Against that background, the leaders of Africa convene in Washington next week for a summit that has itself been widely criticized as lacking a clear agenda and personal attention from Obama. However, the outbreak reportedly will not be a major topic of discussion. According to Ned Price, a spokesman for the National Security Council, there are no plans to alter the summit's agenda in response to the outbreak. "Global health issues already feature prominently on the agenda, and surely there will be natural opportunities for the assembled leaders to discuss the current outbreak," Price stated in an email to Foreign Policy.
The meeting's public agenda features one session devoted to health issues. On Monday, African officials and their U.S. counterparts will discuss "Investing in Health: Investing in Africa's Future. This discussion will highlight the decades-long U.S.-African health partnership that has saved and improved millions of lives," the summit agenda states. "It will also be an opportunity for U.S. and African leaders to agree on how we can further advance our shared health and development goals through our strong partnerships."
During his press conference, Obama emphasized that the United States is taking the outbreak seriously and will screen any summit attendees suspected of being infected with the disease. The CDC has procedures in place for airlines to report passengers exhibiting symptoms and to quarantine them upon their arrival as well.

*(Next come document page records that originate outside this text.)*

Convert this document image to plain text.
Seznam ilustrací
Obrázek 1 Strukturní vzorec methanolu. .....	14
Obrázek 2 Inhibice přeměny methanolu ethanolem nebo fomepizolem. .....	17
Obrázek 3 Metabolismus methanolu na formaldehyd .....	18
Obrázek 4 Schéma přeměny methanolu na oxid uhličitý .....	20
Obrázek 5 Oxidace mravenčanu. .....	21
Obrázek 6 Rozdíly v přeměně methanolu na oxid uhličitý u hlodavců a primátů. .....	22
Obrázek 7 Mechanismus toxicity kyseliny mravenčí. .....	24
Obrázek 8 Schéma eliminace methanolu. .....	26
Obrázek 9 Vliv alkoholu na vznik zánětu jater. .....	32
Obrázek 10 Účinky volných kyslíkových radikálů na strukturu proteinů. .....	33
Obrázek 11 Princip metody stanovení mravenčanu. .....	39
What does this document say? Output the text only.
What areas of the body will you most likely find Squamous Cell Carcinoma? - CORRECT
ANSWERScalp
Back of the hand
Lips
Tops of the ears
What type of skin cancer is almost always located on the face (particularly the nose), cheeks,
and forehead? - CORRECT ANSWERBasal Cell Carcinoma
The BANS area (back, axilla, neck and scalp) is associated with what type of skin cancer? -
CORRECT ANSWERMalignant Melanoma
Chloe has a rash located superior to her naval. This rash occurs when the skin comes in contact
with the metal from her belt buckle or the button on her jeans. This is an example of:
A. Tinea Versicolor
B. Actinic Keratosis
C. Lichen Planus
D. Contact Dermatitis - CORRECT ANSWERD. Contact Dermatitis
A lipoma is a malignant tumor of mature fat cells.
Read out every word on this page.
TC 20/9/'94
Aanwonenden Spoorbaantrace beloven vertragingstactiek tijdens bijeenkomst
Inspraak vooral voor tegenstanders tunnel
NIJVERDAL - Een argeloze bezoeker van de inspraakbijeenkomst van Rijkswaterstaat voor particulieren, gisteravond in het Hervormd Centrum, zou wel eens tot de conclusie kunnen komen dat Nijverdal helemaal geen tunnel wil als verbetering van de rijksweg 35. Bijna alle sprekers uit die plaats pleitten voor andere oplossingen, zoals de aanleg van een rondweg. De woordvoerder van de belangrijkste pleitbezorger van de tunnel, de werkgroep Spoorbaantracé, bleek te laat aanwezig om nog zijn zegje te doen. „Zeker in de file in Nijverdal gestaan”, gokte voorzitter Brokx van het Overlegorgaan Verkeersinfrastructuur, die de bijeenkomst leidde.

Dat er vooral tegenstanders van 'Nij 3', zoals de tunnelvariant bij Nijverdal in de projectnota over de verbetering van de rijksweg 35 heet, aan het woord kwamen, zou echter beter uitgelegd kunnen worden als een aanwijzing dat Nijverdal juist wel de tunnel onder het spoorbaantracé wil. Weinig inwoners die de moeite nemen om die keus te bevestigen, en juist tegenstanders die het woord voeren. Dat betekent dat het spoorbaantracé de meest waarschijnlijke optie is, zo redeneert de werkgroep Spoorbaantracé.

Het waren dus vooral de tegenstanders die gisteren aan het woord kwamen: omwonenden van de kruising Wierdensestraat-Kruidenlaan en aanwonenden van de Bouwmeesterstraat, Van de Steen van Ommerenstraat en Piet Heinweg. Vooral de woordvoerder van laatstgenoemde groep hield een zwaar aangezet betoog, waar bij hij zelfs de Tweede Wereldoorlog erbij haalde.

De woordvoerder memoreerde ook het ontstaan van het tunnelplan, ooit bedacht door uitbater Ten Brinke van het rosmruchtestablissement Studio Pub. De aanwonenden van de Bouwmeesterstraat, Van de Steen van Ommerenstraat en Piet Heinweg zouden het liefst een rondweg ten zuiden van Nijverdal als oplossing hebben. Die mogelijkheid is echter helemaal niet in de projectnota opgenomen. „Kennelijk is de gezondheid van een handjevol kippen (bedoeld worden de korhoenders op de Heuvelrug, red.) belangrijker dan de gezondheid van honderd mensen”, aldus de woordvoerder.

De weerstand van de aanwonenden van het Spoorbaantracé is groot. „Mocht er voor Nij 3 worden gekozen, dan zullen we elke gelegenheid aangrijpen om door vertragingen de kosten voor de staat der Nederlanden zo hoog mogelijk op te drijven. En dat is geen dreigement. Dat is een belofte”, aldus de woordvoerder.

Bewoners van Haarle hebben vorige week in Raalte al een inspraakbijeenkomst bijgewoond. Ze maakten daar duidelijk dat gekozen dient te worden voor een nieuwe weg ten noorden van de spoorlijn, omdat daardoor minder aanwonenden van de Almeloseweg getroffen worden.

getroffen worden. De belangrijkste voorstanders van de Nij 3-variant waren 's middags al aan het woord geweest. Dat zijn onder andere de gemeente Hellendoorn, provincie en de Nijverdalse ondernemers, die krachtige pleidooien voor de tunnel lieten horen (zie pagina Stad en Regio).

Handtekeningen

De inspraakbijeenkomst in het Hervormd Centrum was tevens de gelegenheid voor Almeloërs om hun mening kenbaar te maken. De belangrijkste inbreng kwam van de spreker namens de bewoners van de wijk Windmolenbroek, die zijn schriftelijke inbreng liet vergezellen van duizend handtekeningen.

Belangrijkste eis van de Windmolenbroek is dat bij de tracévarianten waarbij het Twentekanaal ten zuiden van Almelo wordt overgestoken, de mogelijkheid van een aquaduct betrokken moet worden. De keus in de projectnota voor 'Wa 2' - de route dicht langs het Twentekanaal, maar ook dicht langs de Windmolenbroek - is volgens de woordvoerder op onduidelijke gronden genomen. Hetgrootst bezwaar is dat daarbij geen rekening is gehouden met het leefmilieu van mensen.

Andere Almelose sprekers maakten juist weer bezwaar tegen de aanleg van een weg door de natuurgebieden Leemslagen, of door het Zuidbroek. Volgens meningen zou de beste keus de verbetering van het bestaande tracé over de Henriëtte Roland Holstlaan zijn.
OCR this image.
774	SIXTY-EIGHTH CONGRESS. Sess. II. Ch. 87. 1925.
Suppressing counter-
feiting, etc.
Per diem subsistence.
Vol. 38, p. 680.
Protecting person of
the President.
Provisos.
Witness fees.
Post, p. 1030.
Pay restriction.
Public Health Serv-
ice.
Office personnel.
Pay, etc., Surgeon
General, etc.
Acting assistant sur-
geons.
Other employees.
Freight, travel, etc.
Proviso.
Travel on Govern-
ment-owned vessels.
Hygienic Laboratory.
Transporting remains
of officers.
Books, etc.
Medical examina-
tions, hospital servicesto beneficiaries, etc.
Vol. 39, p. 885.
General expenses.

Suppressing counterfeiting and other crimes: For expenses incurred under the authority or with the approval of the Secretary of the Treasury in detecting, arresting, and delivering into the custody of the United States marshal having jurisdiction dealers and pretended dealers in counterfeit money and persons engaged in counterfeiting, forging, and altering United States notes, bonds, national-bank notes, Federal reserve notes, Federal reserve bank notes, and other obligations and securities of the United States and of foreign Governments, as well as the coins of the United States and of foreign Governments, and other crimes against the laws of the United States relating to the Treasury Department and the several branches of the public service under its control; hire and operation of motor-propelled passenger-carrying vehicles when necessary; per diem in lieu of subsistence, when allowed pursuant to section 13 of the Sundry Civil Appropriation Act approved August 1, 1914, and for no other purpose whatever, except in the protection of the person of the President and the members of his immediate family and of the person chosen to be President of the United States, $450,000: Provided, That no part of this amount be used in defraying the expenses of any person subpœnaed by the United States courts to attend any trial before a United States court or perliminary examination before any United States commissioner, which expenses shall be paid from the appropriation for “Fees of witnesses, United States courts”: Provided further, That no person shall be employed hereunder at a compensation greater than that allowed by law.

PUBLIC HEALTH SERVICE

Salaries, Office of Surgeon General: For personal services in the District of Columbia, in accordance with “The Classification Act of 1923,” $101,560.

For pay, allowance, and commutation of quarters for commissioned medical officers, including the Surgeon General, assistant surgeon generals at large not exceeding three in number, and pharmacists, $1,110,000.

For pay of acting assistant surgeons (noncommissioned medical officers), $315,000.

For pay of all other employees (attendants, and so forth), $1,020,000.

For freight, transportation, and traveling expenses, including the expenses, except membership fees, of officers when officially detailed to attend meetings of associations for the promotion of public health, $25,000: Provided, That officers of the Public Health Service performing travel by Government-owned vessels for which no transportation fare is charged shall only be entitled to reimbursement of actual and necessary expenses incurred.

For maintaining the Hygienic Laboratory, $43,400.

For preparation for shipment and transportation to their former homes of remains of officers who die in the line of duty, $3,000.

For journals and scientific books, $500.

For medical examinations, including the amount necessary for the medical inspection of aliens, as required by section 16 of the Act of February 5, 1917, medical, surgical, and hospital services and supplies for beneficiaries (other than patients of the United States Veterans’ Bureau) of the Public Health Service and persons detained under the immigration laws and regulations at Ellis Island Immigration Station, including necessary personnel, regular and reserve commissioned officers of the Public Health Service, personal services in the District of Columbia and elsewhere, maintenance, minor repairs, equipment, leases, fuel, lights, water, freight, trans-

Some think that, as a precaution, the summit should be canceled. However, the likelihood of ebola making it to the United States and causing an outbreak is exceedingly slim. The disease -- among the world's most deadly -- is actually difficult to contract. It can only be transmitted by coming into contact with an infected person's bodily fluids. A main transmission vector comes from handling victims' corpses. Anyone travelling to Washington for the summit is unlikely to have been directly involved in containing the outbreak.